Lost at Sea: The Jon Ronson Mysteries
- First edition (US)
- Author: Jon Ronson
- Language: English
- Genre: non-fiction
- Publisher: Picador (UK) Riverhead Books (USA)
- Publication date: 2012
- Publication place: United Kingdom
- ISBN: 978-1447222576
- Preceded by: The Psychopath Test (2011)

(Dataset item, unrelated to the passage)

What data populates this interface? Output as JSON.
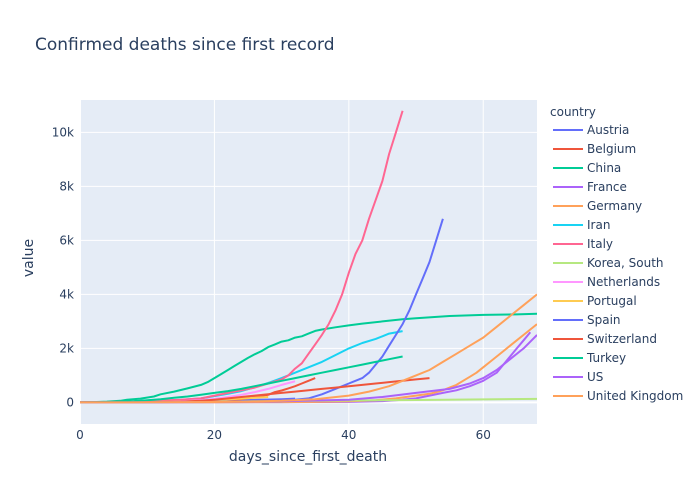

= Lost at Sea: The Jon Ronson Mysteries =

2012 book by Jon Ronson

Lost at Sea: The Jon Ronson Mysteries is a 2012 book by Jon Ronson which highlights and further elaborates many of Ronson's magazine articles.

==Contents==
The book is subdivided into six parts, each comprising four chapters, as follows:
- Part One: 'What does electricity taste like?' 'Like a planet around a star.' — The Things We're Willing To Believe
- Part Two: 'Have you ever stood next to an elephant, my friend?' — Rebellious Lives
- Part Three: 'Their eyes met and exchanged a flurry of masculine/feminine master/slave signals.' — High-Flying Lives
- Part Four: 'I've thought about doing myself in loads of times.' — Everyday Difficulty
- Part Five: 'I know it's bitter. Just keep drinking. Put your finger over your nose and chugalug it all down.' — Stepping Over the Line
- Part Six: 'The police stole my super suit.' — Justice

Each chapter represents an article written by Ronson about his adventures in interviewing eccentric personalities and meeting "extraordinary" people in stories of madness, strange behaviour and mysterious events on the fringe of normality in western society. These stories range from an investigative profile of an assisted suicide practitioner to coverage of a pop star’s paedophilia trial. The underlying thread is "Ronson’s desire to report on and attempt to explain human dysfunction in its various, colorful forms."